The report, conducted by the Avalere Center for Payment & Delivery Innovation and funded by the Robert Wood Johnson Foundation, based their research on a series of questions, including how to define value in healthcare, what available evidence suggests about payment and delivery innovations, and which innovations need further study but show promise in improving healthcare value.
A review of scientific literature found:
Successful value-based models share key characteristics: Researchers found the models that achieved the greatest values feature provider accountability for population health and autonomy in defining the specifics of healthcare value delivery, and ensure providers have the resources and support they need for success in the long term.
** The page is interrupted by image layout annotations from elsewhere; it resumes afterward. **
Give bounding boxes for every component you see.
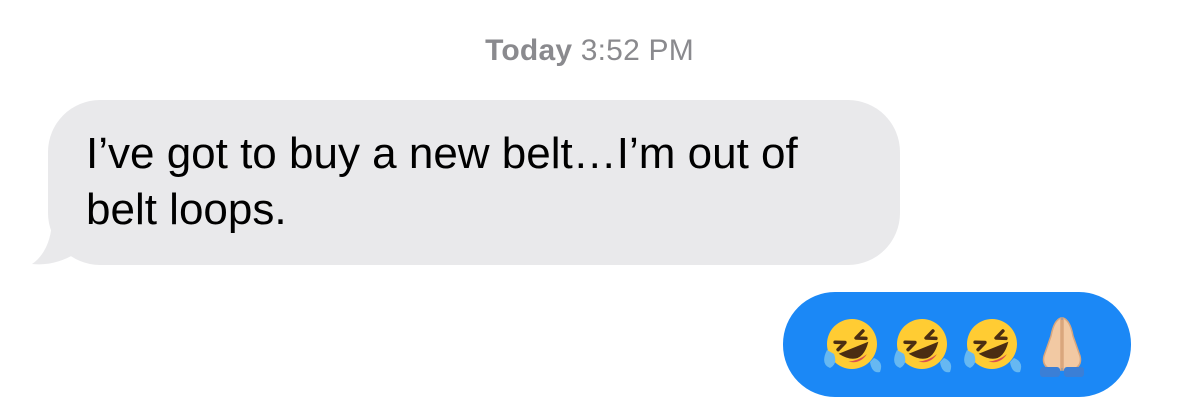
timestamp-time: 3:52 PM — [580, 34, 694, 67]
rolling-laughing-emoji-icon — [964, 318, 1022, 372]
incoming-message-bubble[interactable]: I’ve got to buy a new belt…I’m out of be… — [48, 100, 900, 265]
timestamp-day: Today — [485, 34, 573, 67]
rolling-laughing-emoji-icon — [824, 318, 882, 372]
folded-hands-emoji-icon — [1040, 316, 1084, 377]
outgoing-message-bubble[interactable] — [783, 292, 1131, 397]
incoming-message-text: I’ve got to buy a new belt…I’m out of be… — [86, 129, 798, 234]
rolling-laughing-emoji-icon — [894, 318, 952, 372]
message-timestamp: Today 3:52 PM — [0, 34, 1179, 68]
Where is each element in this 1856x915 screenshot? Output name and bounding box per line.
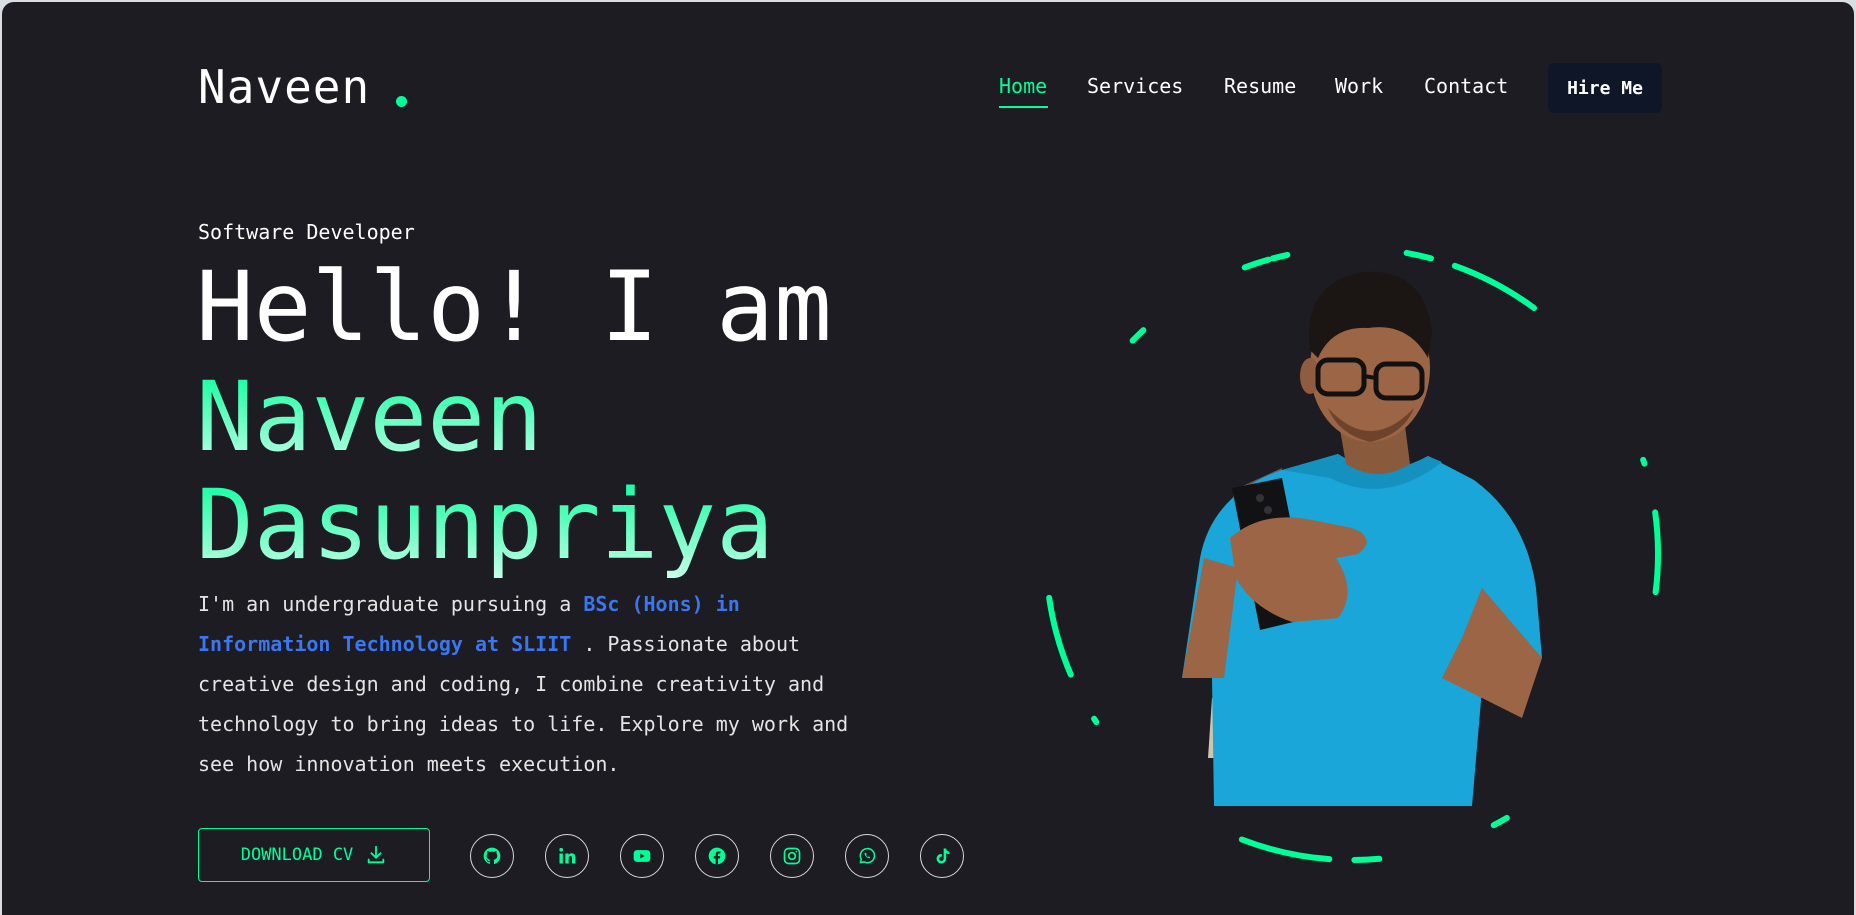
download-cv-button[interactable]: Download CV: [198, 828, 430, 882]
logo-dot: [396, 96, 407, 107]
hero-bio: I'm an undergraduate pursuing a BSc (Hon…: [198, 584, 858, 784]
youtube-icon[interactable]: [620, 834, 664, 878]
hero-role: Software Developer: [198, 220, 415, 244]
site-logo[interactable]: Naveen: [198, 60, 370, 114]
linkedin-icon[interactable]: [545, 834, 589, 878]
nav-work[interactable]: Work: [1335, 74, 1383, 98]
page-frame: Naveen Home Services Resume Work Contact…: [2, 2, 1854, 915]
github-icon[interactable]: [470, 834, 514, 878]
profile-photo: [1182, 271, 1542, 806]
download-cv-label: Download CV: [240, 845, 354, 865]
nav-home[interactable]: Home: [999, 74, 1047, 98]
nav-active-underline: [999, 106, 1048, 108]
whatsapp-icon[interactable]: [845, 834, 889, 878]
hero-last-name: Dasunpriya: [196, 469, 774, 581]
nav-services[interactable]: Services: [1087, 74, 1183, 98]
hire-me-button[interactable]: Hire Me: [1548, 63, 1662, 113]
hero-first-name: Naveen: [196, 361, 543, 473]
tiktok-icon[interactable]: [920, 834, 964, 878]
download-icon: [368, 845, 385, 864]
nav-resume[interactable]: Resume: [1224, 74, 1296, 98]
instagram-icon[interactable]: [770, 834, 814, 878]
nav-contact[interactable]: Contact: [1424, 74, 1508, 98]
hero-greeting: Hello! I am: [196, 251, 832, 363]
facebook-icon[interactable]: [695, 834, 739, 878]
bio-start: I'm an undergraduate pursuing a: [198, 592, 584, 616]
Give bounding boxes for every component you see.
A successful delivery transition incorporates clinical and non-clinical population needs: There is a "gap" in healthcare delivery between clinical management of diverse patients and complex medical problems, according to Valerie Overton, vice president of quality and innovation of Fairview Health, which operates both Pioneer and commercial accountable care organizations; providers can help bridge that gap by introducing new types of clinicians, such as community health workers, or redeploying existing ones in non-traditional ways.
Engagement is essential: Payment and delivery models that personalize delivery to patients' needs and preferences are the most effective newer payment models, researchers found. One way to further this is through patient-reported outcome measures, such as Johns Hopkins University's Patient Activation Measure pilot program, the results of which suggest improved patient engagement boosts patient performance on quality metrics.
New models must incorporate individual markets' circumstances: Ideas for emerging payment and delivery models tend to strive for universal applicability, but Avalere found standardization can restrict chances to tailor those models to specific market and population needs. For example, the Hospital Readmissions Reduction Program, despite successes on a broader scale, operates under a model that tends to penalize high-need providers. One of the biggest potential pitfalls in readmission reduction is "assuming one size will fit all," Ann Hendrich, R.N., Ph.D., senior vice president of quality and safety and executive director patient safety organization at Ascension Health, the largest non-profit health system in the country, told FierceHealthcare.